Does this sound like a reasonable path? What criteria am I missing? I’m not yet sure what length of time we would expect each step to take but I am imagine that more senior contributors could skip straight to step 2.

Feedback welcome here or in private by email.

New Firefox and Toolkit module peers in Taipei!

Please join me in welcoming three new peers to the Firefox and Toolkit modules. All of them are based in Taipei and I believe that they are our first such peers which is very exciting as it means we now have more global coverage.

  • Tim Guan-tin Chien
  • KM Lee Rex
  • Fred Lin

I’ve blogged before about the things I expect from the peers and while I try to keep the lists up to date myself please feel free to point out folks you think may have been passed over.
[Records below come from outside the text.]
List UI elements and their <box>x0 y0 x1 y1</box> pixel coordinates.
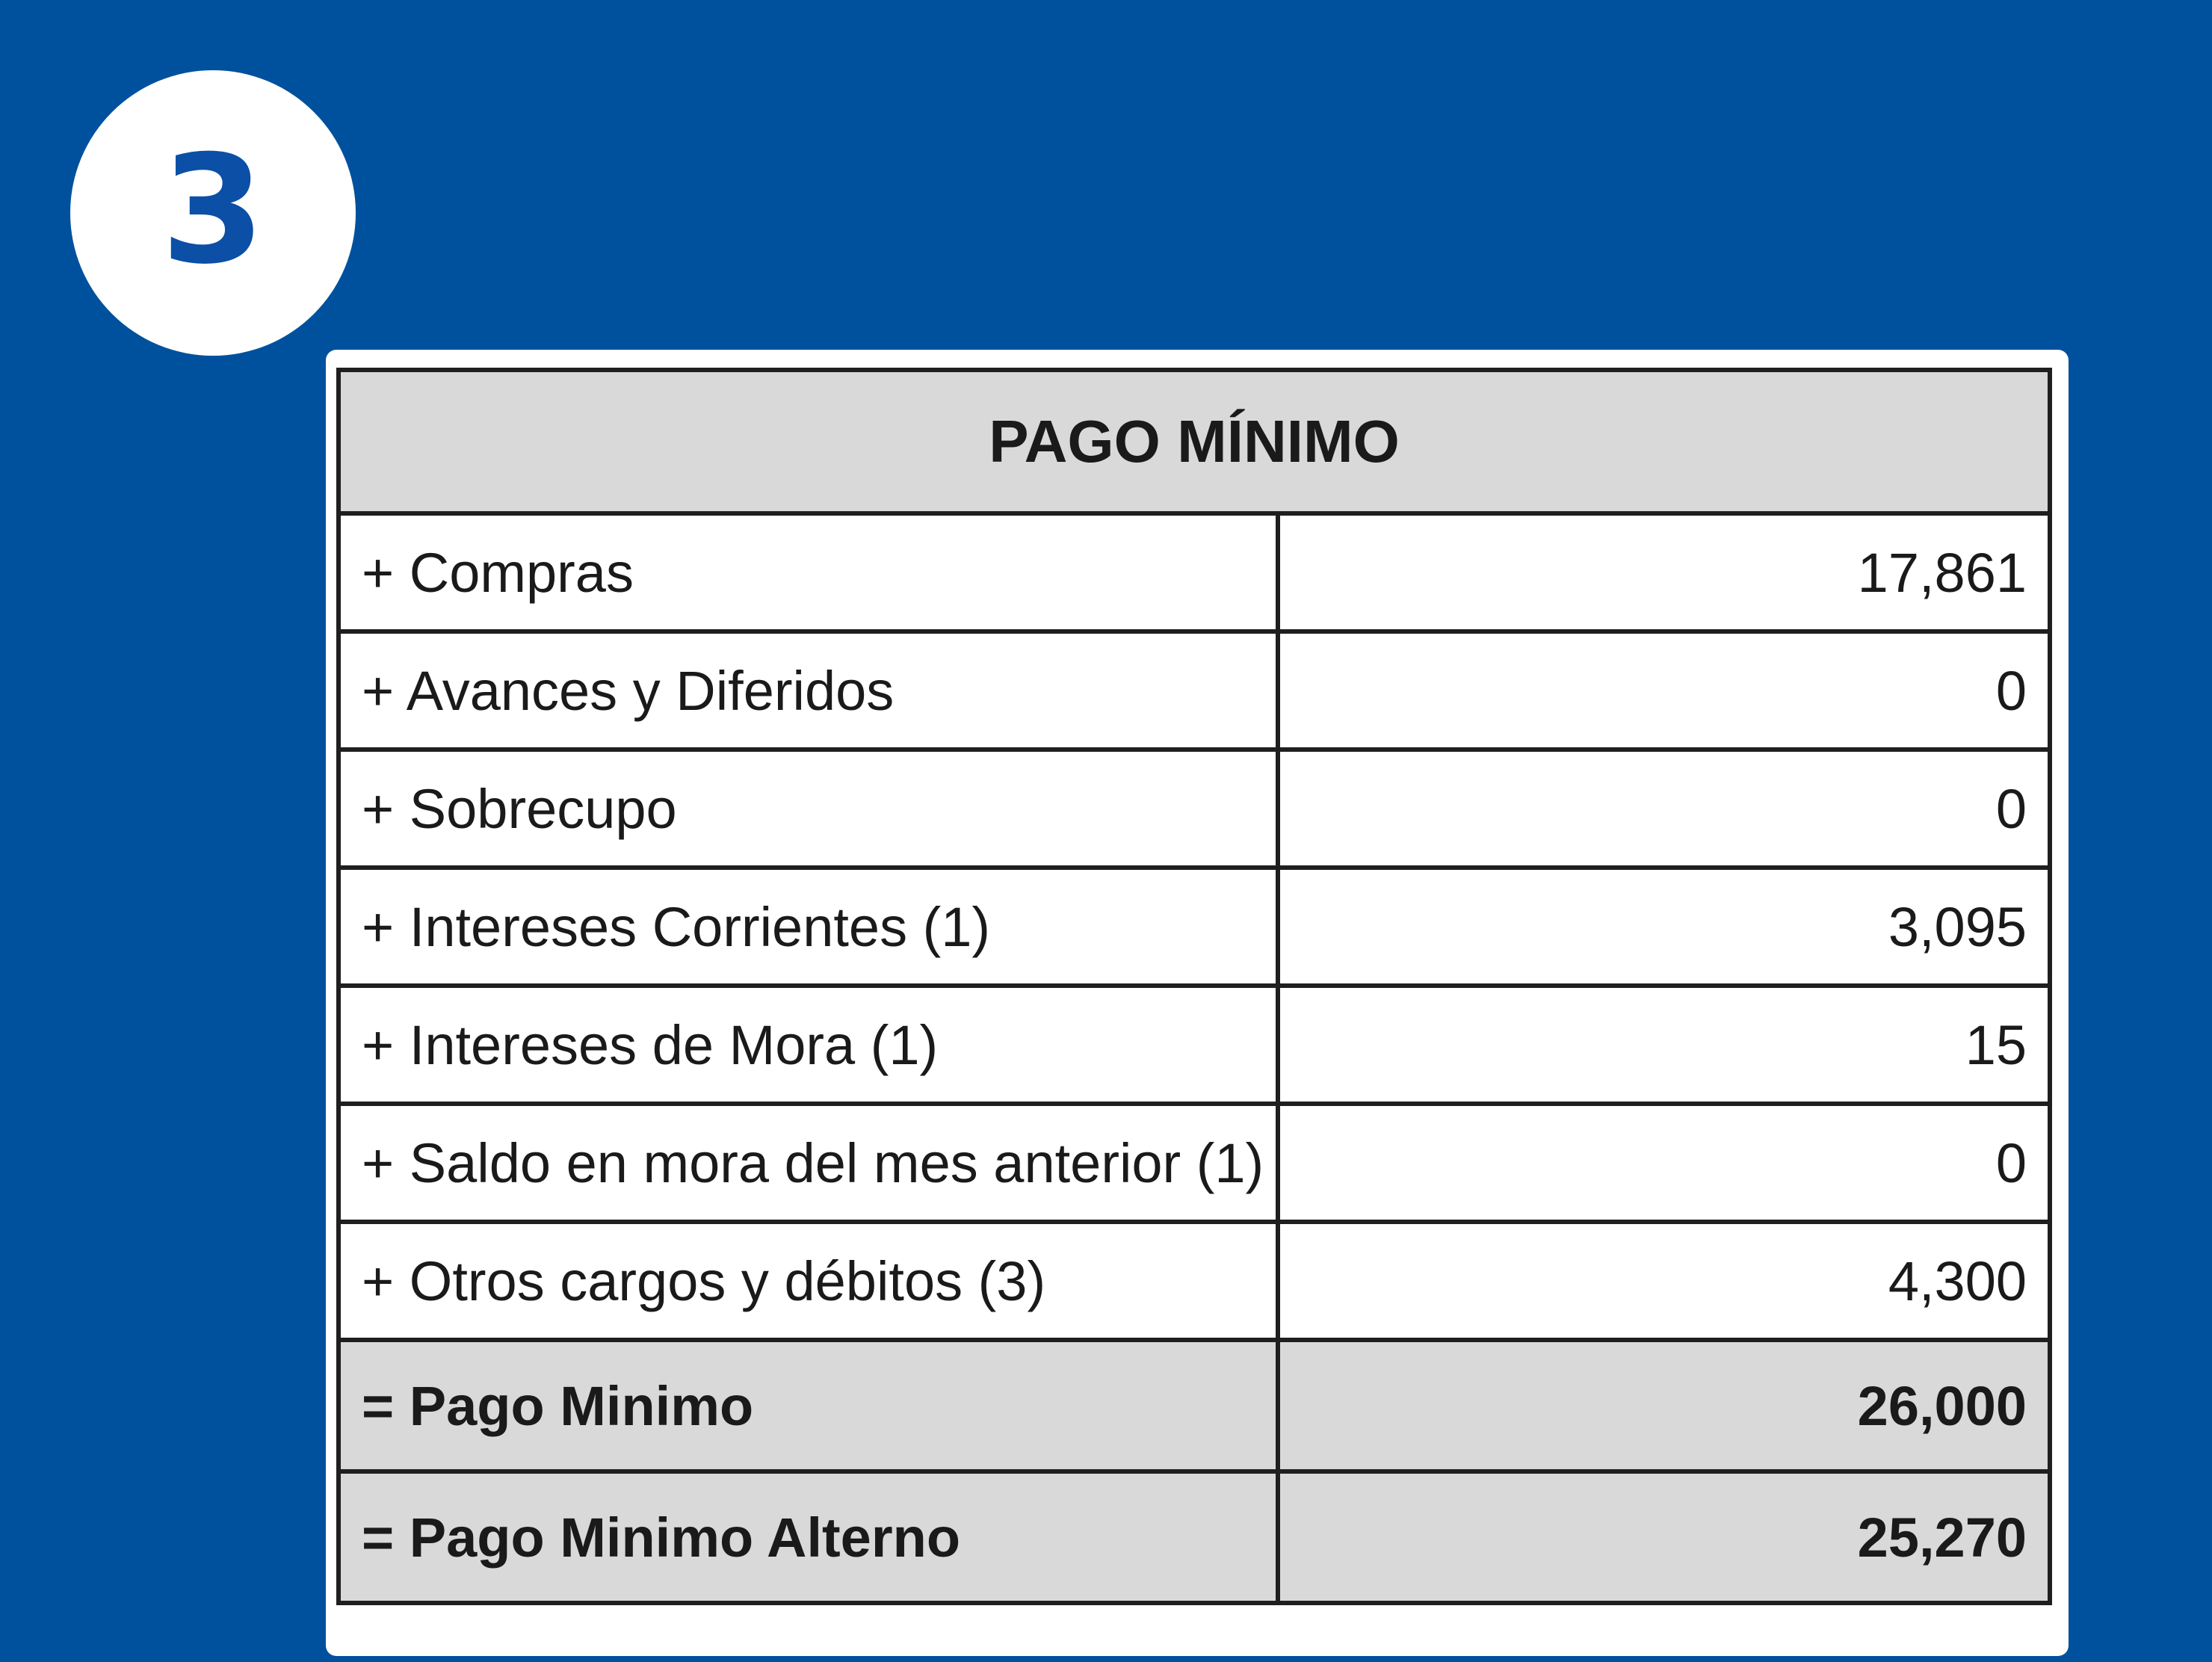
table-row-otros-cargos: + Otros cargos y débitos (3) 4,300 <box>336 1220 2053 1342</box>
row-value: 0 <box>1275 1102 2053 1224</box>
total-value: 25,270 <box>1275 1469 2053 1605</box>
row-label: + Intereses de Mora (1) <box>336 983 1280 1106</box>
row-label: + Intereses Corrientes (1) <box>336 865 1280 988</box>
row-label: + Otros cargos y débitos (3) <box>336 1220 1280 1342</box>
table-row-compras: + Compras 17,861 <box>336 511 2053 634</box>
row-label: + Compras <box>336 511 1280 634</box>
row-value: 0 <box>1275 747 2053 870</box>
row-label: + Saldo en mora del mes anterior (1) <box>336 1102 1280 1224</box>
row-value: 3,095 <box>1275 865 2053 988</box>
table-row-intereses-corrientes: + Intereses Corrientes (1) 3,095 <box>336 865 2053 988</box>
table-row-avances: + Avances y Diferidos 0 <box>336 629 2053 752</box>
table-row-intereses-mora: + Intereses de Mora (1) 15 <box>336 983 2053 1106</box>
total-label: = Pago Minimo <box>336 1338 1280 1474</box>
step-badge: 3 <box>70 70 356 356</box>
row-label: + Avances y Diferidos <box>336 629 1280 752</box>
total-row-pago-minimo: = Pago Minimo 26,000 <box>336 1338 2053 1474</box>
total-value: 26,000 <box>1275 1338 2053 1474</box>
row-value: 0 <box>1275 629 2053 752</box>
step-number: 3 <box>161 123 265 297</box>
row-value: 17,861 <box>1275 511 2053 634</box>
total-row-pago-minimo-alterno: = Pago Minimo Alterno 25,270 <box>336 1469 2053 1605</box>
table-row-saldo-mora: + Saldo en mora del mes anterior (1) 0 <box>336 1102 2053 1224</box>
row-label: + Sobrecupo <box>336 747 1280 870</box>
table-header-row: PAGO MÍNIMO <box>336 368 2053 516</box>
minimum-payment-table: PAGO MÍNIMO + Compras 17,861 + Avances y… <box>336 368 2053 1605</box>
row-value: 4,300 <box>1275 1220 2053 1342</box>
table-row-sobrecupo: + Sobrecupo 0 <box>336 747 2053 870</box>
table-title: PAGO MÍNIMO <box>336 368 2053 516</box>
minimum-payment-card: PAGO MÍNIMO + Compras 17,861 + Avances y… <box>326 350 2069 1656</box>
total-label: = Pago Minimo Alterno <box>336 1469 1280 1605</box>
row-value: 15 <box>1275 983 2053 1106</box>
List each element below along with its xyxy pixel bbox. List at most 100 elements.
Thoughts on the module system

For a long long time Mozilla has governed its code (and a few other things) as a series of modules. Each module covers an area of code in the source and has an owner and a list of peers, folks that are knowledgeable about that module. The full list of modules is public. In the early days the module system was everything. Module owners had almost complete freedom to evolve their module as they saw fit including choosing what features to implement and what bugs to fix. The folks who served as owners and peers came from diverse areas too. They weren’t just Mozilla employees, many were outside contributors.

Over time things have changed somewhat. Most of the decisions about what features to implement and many of the decisions about the priority of bugs to be fixed are now decided by the product management and user experience teams within Mozilla. Almost all of the module owners and most of the peers are now Mozilla employees. It might be time to think about whether the module system still works for Mozilla and if we should make any changes.

In my view the current module system provides two things that it’s worth talking about. A list of folks that are suitable reviewers for code and a path of escalation for when disagreements arise over how something should be implemented. Currently both are done on a per-module basis. The module owner is the escalation path, the module peers are reviewers for the module’s code.

The escalation path is probably something that should remain as-is. We’re always going to need experts to defer decisions to, those experts often need to be domain specific as they will need to understand the architecture of the code in question. Maintaining a set of modules with owners makes sense. But what about the peers for reviewing code?

A few years ago both the Toolkit and Firefox modules were split into sub-modules with peers for each sub-module. We were saying that we trusted folks to review some code but didn’t trust them to review other code. This frequently became a problem when code changes touched more than one sub-module, a developer would have to get review from multiple peers. That made reviews go slower than we liked. So we dropped the sub-modules. Instead every peer was trusted to review any code in the Firefox or Toolkit module. The one stipulation we gave the peers was that they should turn away reviews if they didn’t feel like they knew the code well enough to review it themselves. This change was a success. Of course for complicated work certain reviewers will always be more knowledgeable about a given area of code but for simpler fixes the number of available reviewers is much larger than it was otherwise.

I believe that we should make the same change for the entire code-base. Instead of having per-module peers simply designate every existing peer as a “Mozilla code reviewer” able to review code anywhere in the tree so long as they feel that they understand the change well enough. They should escalate architectural concerns to the module’s owner.

This does bring up the question of how do patch authors find reviewers for their code if there is just one massive list of reviewers. That is where Bugzilla’s suggested reviewers feature comes it. We have per-Bugzilla lists of reviewers who are the appropriate choices for that component. Patches that cover more than one component can choose whoever they like to do the review.